The health ministry in Hamas-run Gaza said in a statement that Israeli shelling in and around health facilities in the governorate has left just one still operational.

It said that only Tal Al-Sultan Maternity Hospital was still "struggling to continue providing service to patients in the Rafah Governorate".

Several witnesses reported Israeli tanks taking up position on high ground at Tal Zorob near the border with Egypt.

"Israeli forces are stationed ... on a hill called Tal Zorob, the highest hill in Rafah," Mohammad al-Mughayyir, an official with Gaza's civil defence agency, told AFP.

Israel's military said in a statement its forces had carried out operations on the Philadelphi Corridor, a strip of land along the Egyptian border and near Tal Zorob, on Monday night.

It said they were "conducting precise operational activity based on intelligence indicating the presence of terror targets in the area".
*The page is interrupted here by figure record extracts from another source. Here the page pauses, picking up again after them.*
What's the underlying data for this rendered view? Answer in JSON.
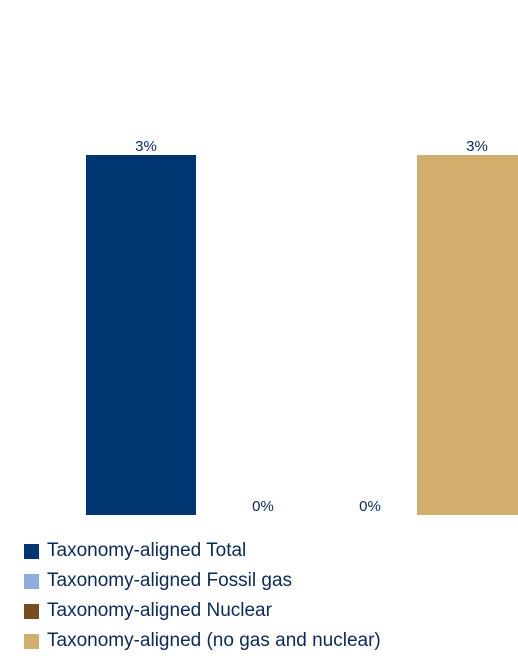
{
  "chart_data": {
    "type": "bar",
    "categories": [
      "Taxonomy-aligned Total",
      "Taxonomy-aligned Fossil gas",
      "Taxonomy-aligned Nuclear",
      "Taxonomy-aligned (no gas and nuclear)"
    ],
    "values": [
      3,
      0,
      0,
      3
    ],
    "value_labels": [
      "3%",
      "0%",
      "0%",
      "3%"
    ],
    "colors": [
      "#003671",
      "#8cadde",
      "#784c1e",
      "#d1ae6c"
    ],
    "unit": "%",
    "ylim": [
      0,
      3
    ],
    "grid": false,
    "axes_visible": false,
    "legend_position": "bottom-left"
  },
  "legend": {
    "items": [
      {
        "label": "Taxonomy-aligned Total",
        "color": "#003671"
      },
      {
        "label": "Taxonomy-aligned Fossil gas",
        "color": "#8cadde"
      },
      {
        "label": "Taxonomy-aligned Nuclear",
        "color": "#784c1e"
      },
      {
        "label": "Taxonomy-aligned (no gas and nuclear)",
        "color": "#d1ae6c"
      }
    ]
  }
}
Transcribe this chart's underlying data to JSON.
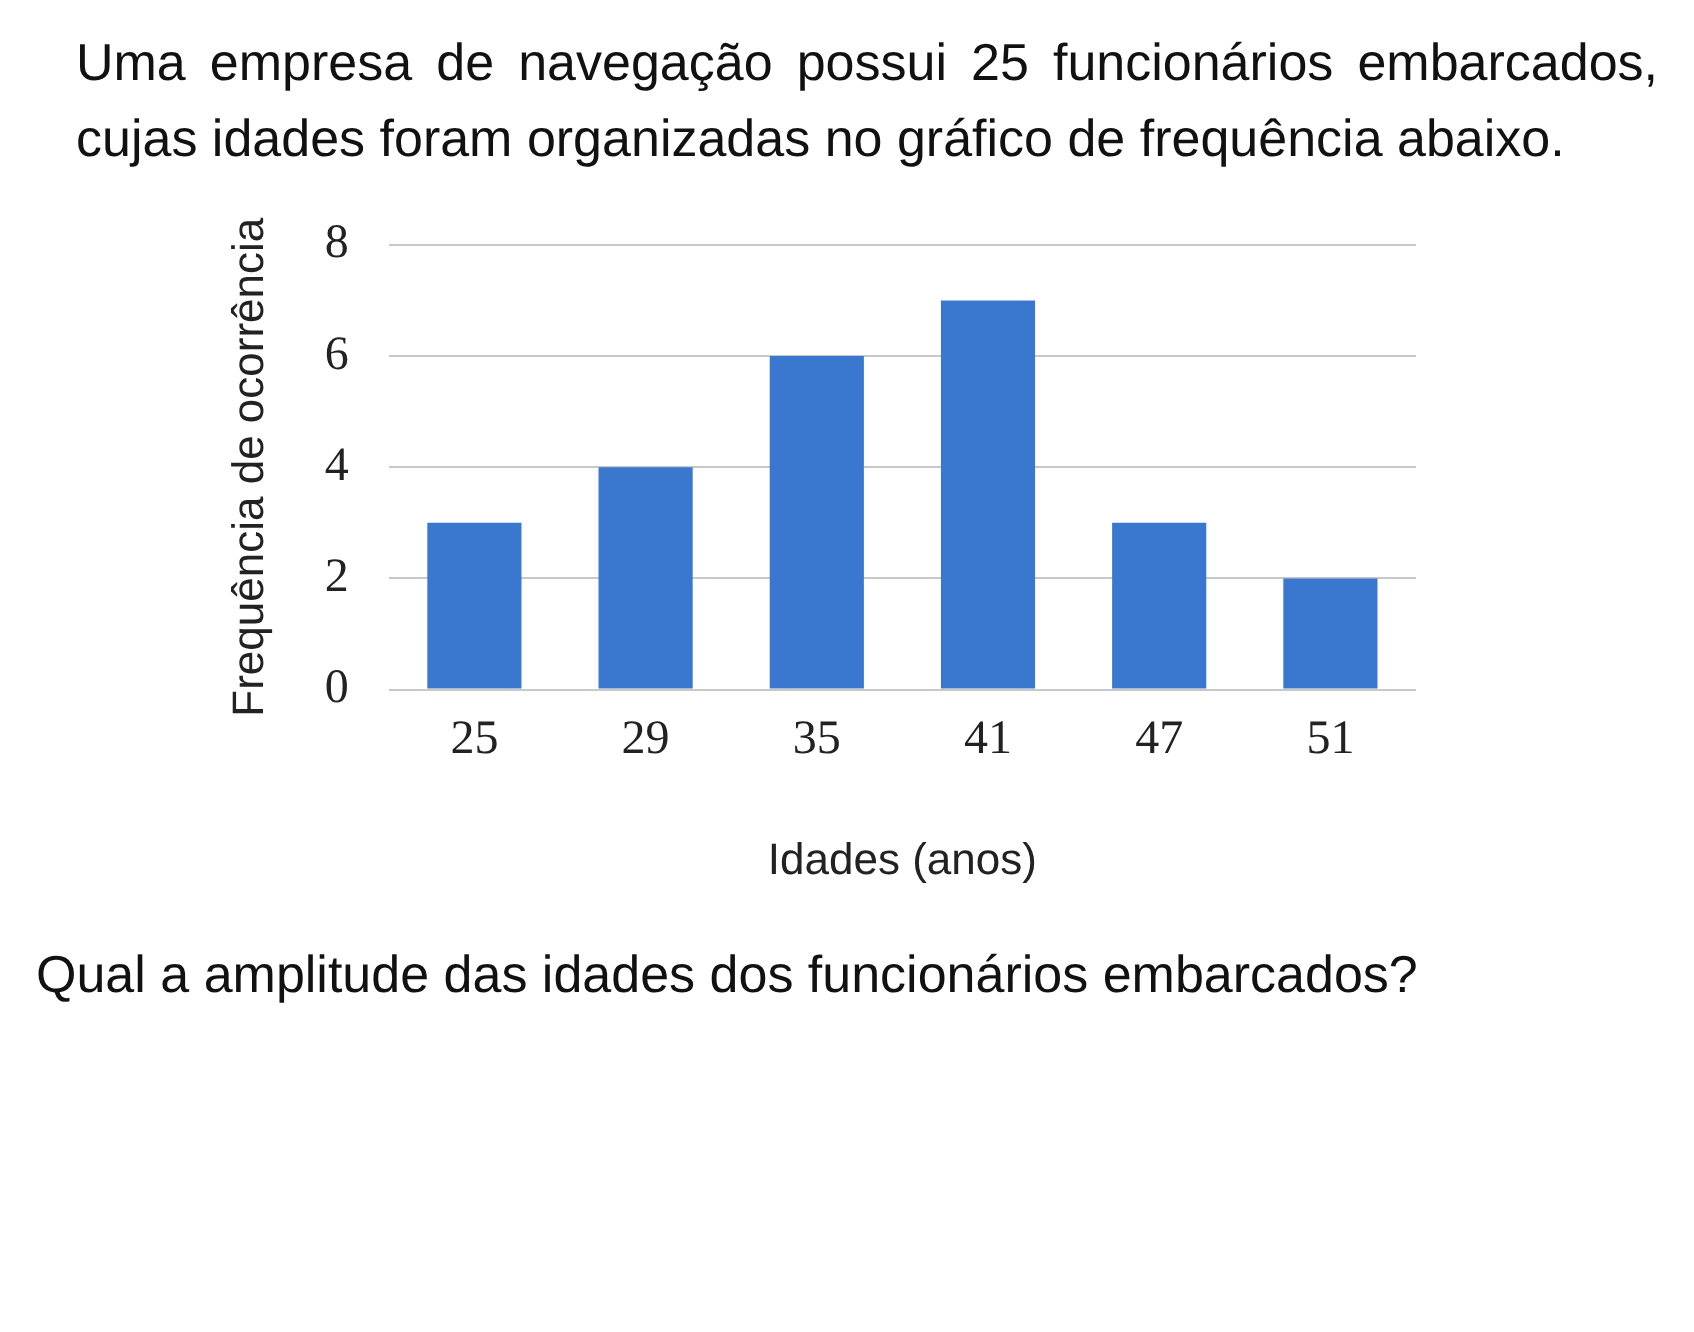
{
  "chart_data": {
    "type": "bar",
    "title": "Uma empresa de navegação possui 25 funcionários embarcados, cujas idades foram organizadas no gráfico de frequência abaixo.",
    "categories": [
      "25",
      "29",
      "35",
      "41",
      "47",
      "51"
    ],
    "values": [
      3,
      4,
      6,
      7,
      3,
      2
    ],
    "color": "#3a78d0",
    "xlabel": "Idades (anos)",
    "ylabel": "Frequência de ocorrência",
    "ylim": [
      0,
      8
    ],
    "yticks": [
      0,
      2,
      4,
      6,
      8
    ],
    "grid": "y",
    "annotations": [
      "Qual a amplitude das idades dos funcionários embarcados?"
    ]
  }
}
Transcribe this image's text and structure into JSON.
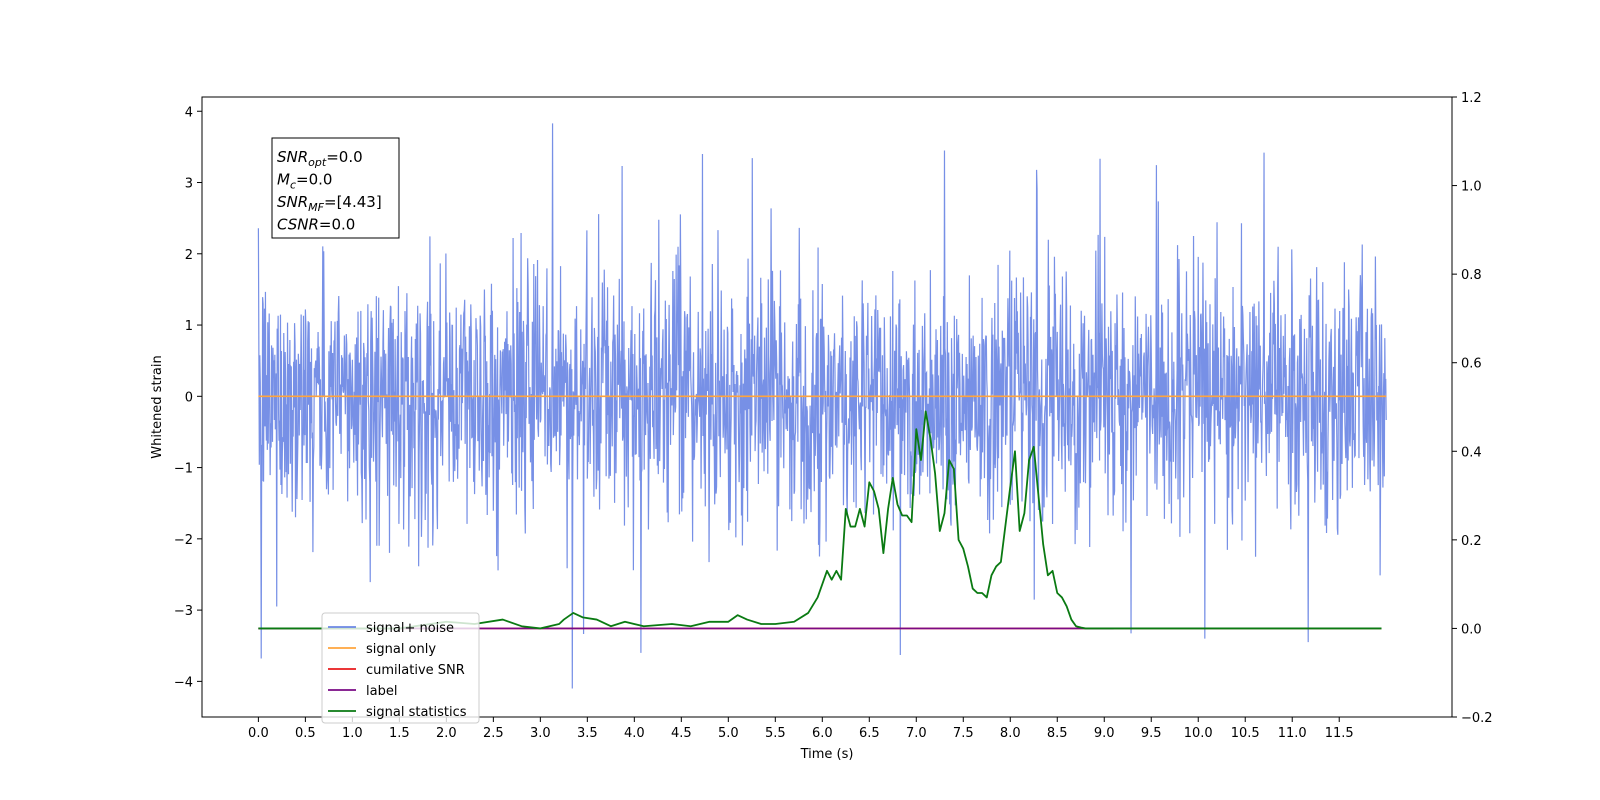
{
  "chart_data": {
    "type": "line",
    "title": "",
    "xlabel": "Time (s)",
    "ylabel": "Whitened strain",
    "y2label": "",
    "xlim": [
      -0.6,
      12.7
    ],
    "ylim": [
      -4.5,
      4.2
    ],
    "y2lim": [
      -0.2,
      1.2
    ],
    "x_ticks": [
      0.0,
      0.5,
      1.0,
      1.5,
      2.0,
      2.5,
      3.0,
      3.5,
      4.0,
      4.5,
      5.0,
      5.5,
      6.0,
      6.5,
      7.0,
      7.5,
      8.0,
      8.5,
      9.0,
      9.5,
      10.0,
      10.5,
      11.0,
      11.5
    ],
    "x_tick_labels": [
      "0.0",
      "0.5",
      "1.0",
      "1.5",
      "2.0",
      "2.5",
      "3.0",
      "3.5",
      "4.0",
      "4.5",
      "5.0",
      "5.5",
      "6.0",
      "6.5",
      "7.0",
      "7.5",
      "8.0",
      "8.5",
      "9.0",
      "9.5",
      "10.0",
      "10.5",
      "11.0",
      "11.5"
    ],
    "y_ticks": [
      -4,
      -3,
      -2,
      -1,
      0,
      1,
      2,
      3,
      4
    ],
    "y_tick_labels": [
      "−4",
      "−3",
      "−2",
      "−1",
      "0",
      "1",
      "2",
      "3",
      "4"
    ],
    "y2_ticks": [
      -0.2,
      0.0,
      0.2,
      0.4,
      0.6,
      0.8,
      1.0,
      1.2
    ],
    "y2_tick_labels": [
      "−0.2",
      "0.0",
      "0.2",
      "0.4",
      "0.6",
      "0.8",
      "1.0",
      "1.2"
    ],
    "grid": false,
    "legend_position": "lower-left",
    "series": [
      {
        "name": "signal+ noise",
        "axis": "left",
        "color": "#6b87e4",
        "kind": "noise",
        "x_range": [
          0.0,
          12.0
        ],
        "std": 0.85,
        "spikes": [
          {
            "x": 3.13,
            "y": 3.83
          },
          {
            "x": 3.34,
            "y": -4.1
          },
          {
            "x": 0.03,
            "y": -3.68
          },
          {
            "x": 6.83,
            "y": -3.63
          },
          {
            "x": 11.17,
            "y": -3.45
          },
          {
            "x": 4.07,
            "y": -3.6
          },
          {
            "x": 7.3,
            "y": 3.45
          },
          {
            "x": 10.7,
            "y": 3.42
          }
        ]
      },
      {
        "name": "signal only",
        "axis": "left",
        "color": "#ffa43d",
        "x": [
          0.0,
          12.0
        ],
        "y": [
          0.0,
          0.0
        ]
      },
      {
        "name": "cumilative SNR",
        "axis": "right",
        "color": "#e8191c",
        "x": [
          0.0,
          11.95
        ],
        "y": [
          0.0,
          0.0
        ]
      },
      {
        "name": "label",
        "axis": "right",
        "color": "#7a0a85",
        "x": [
          0.0,
          9.1
        ],
        "y": [
          0.0,
          0.0
        ]
      },
      {
        "name": "signal statistics",
        "axis": "right",
        "color": "#0a7a12",
        "x": [
          0.0,
          1.5,
          2.0,
          2.3,
          2.6,
          2.8,
          3.0,
          3.2,
          3.25,
          3.35,
          3.45,
          3.6,
          3.75,
          3.9,
          4.1,
          4.4,
          4.6,
          4.8,
          5.0,
          5.1,
          5.2,
          5.35,
          5.5,
          5.7,
          5.85,
          5.95,
          6.0,
          6.05,
          6.1,
          6.15,
          6.2,
          6.25,
          6.3,
          6.35,
          6.4,
          6.45,
          6.5,
          6.55,
          6.6,
          6.65,
          6.7,
          6.75,
          6.8,
          6.85,
          6.9,
          6.95,
          7.0,
          7.05,
          7.1,
          7.15,
          7.2,
          7.25,
          7.3,
          7.35,
          7.4,
          7.45,
          7.5,
          7.55,
          7.6,
          7.65,
          7.7,
          7.75,
          7.8,
          7.85,
          7.9,
          8.0,
          8.05,
          8.1,
          8.15,
          8.2,
          8.25,
          8.3,
          8.35,
          8.4,
          8.45,
          8.5,
          8.55,
          8.6,
          8.65,
          8.7,
          8.75,
          8.8,
          8.85,
          8.9,
          8.95,
          9.0,
          9.05,
          9.1,
          9.15,
          9.3,
          10.0,
          11.0,
          11.95
        ],
        "y": [
          0.0,
          0.0,
          0.015,
          0.01,
          0.02,
          0.005,
          0.0,
          0.01,
          0.02,
          0.035,
          0.025,
          0.02,
          0.005,
          0.015,
          0.005,
          0.01,
          0.005,
          0.015,
          0.015,
          0.03,
          0.02,
          0.01,
          0.01,
          0.015,
          0.035,
          0.07,
          0.1,
          0.13,
          0.11,
          0.13,
          0.11,
          0.27,
          0.23,
          0.23,
          0.27,
          0.23,
          0.33,
          0.31,
          0.27,
          0.17,
          0.27,
          0.34,
          0.28,
          0.255,
          0.255,
          0.24,
          0.45,
          0.38,
          0.49,
          0.43,
          0.35,
          0.22,
          0.26,
          0.38,
          0.36,
          0.2,
          0.18,
          0.14,
          0.09,
          0.08,
          0.08,
          0.07,
          0.12,
          0.14,
          0.15,
          0.32,
          0.4,
          0.22,
          0.26,
          0.38,
          0.41,
          0.3,
          0.19,
          0.12,
          0.13,
          0.08,
          0.07,
          0.05,
          0.02,
          0.005,
          0.002,
          0.0,
          0.0,
          0.0,
          0.0,
          0.0,
          0.0,
          0.0,
          0.0,
          0.0,
          0.0,
          0.0,
          0.0
        ]
      }
    ],
    "annotation": {
      "lines": [
        {
          "main": "SNR",
          "sub": "opt",
          "rest": "=0.0"
        },
        {
          "main": "M",
          "sub": "c",
          "rest": "=0.0"
        },
        {
          "main": "SNR",
          "sub": "MF",
          "rest": "=[4.43]"
        },
        {
          "main": "CSNR",
          "sub": "",
          "rest": "=0.0"
        }
      ]
    }
  }
}
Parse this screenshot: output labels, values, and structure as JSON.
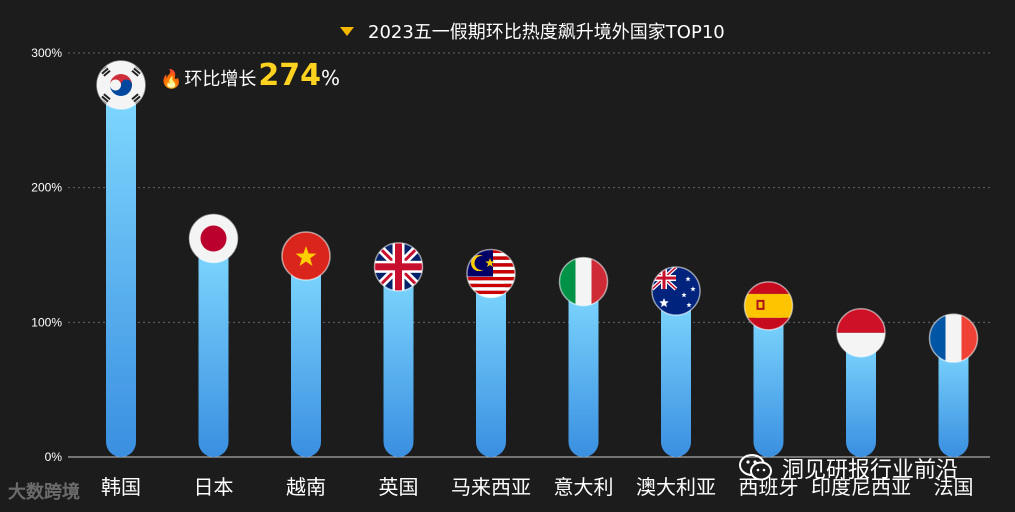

A statement from Mughayyir reported difficulties faced by ambulance crews reaching "besieged houses and evacuating the injured" in the nearby Zorob Square.

He said this was mainly because of Israeli "quadcopter drones" that he said had targeted his staff on three occasions.

Mughayyir said his teams were responding to calls from northern and western Rafah, but had been unable to reach "eastern and southern areas".


A Gaza security source told AFP Tuesday at midday that Israeli tanks were now also "in central and southwest Rafah".

Yasser Adwan in west Rafah told AFP tanks had also taken up position "on the Al-Awda roundabout in the centre of the city of Rafah".

Rafah resident Fatima al-Nams, 65, told AFP that "throughout the night, the bombing didn't stop, with air and artillery fire and vehicles advancing to the west" of the city.

"We will evacuate like the other citizens now," added Nams, who as a resident of the last area in the Gaza Strip to be attacked by ground troops had not yet been displaced, unlike most people in the territory.

The UN Palestinian refugee agency, UNRWA, reported Tuesday that "around one million people" fled Rafah over the past three weeks.

When Israeli forces told those in the north to evacuate, before conducting operations in central Gaza and the southern city of Khan Yunis, hundreds of thousands fled south to Rafah.

The governorate's population swelled to 1.4 million as a result, UNRWA said, out of Gaza's total population of 2.4 million.

The war in Gaza began after Hamas's October 7 attack on southern Israel, which resulted in the deaths of more than 1,170 people, mostly civilians, according to an AFP tally based on Israeli official figures.

Israel's retaliatory offensive has killed at least 36,096 people in Gaza, mostly civilians, according to the territory's health ministry.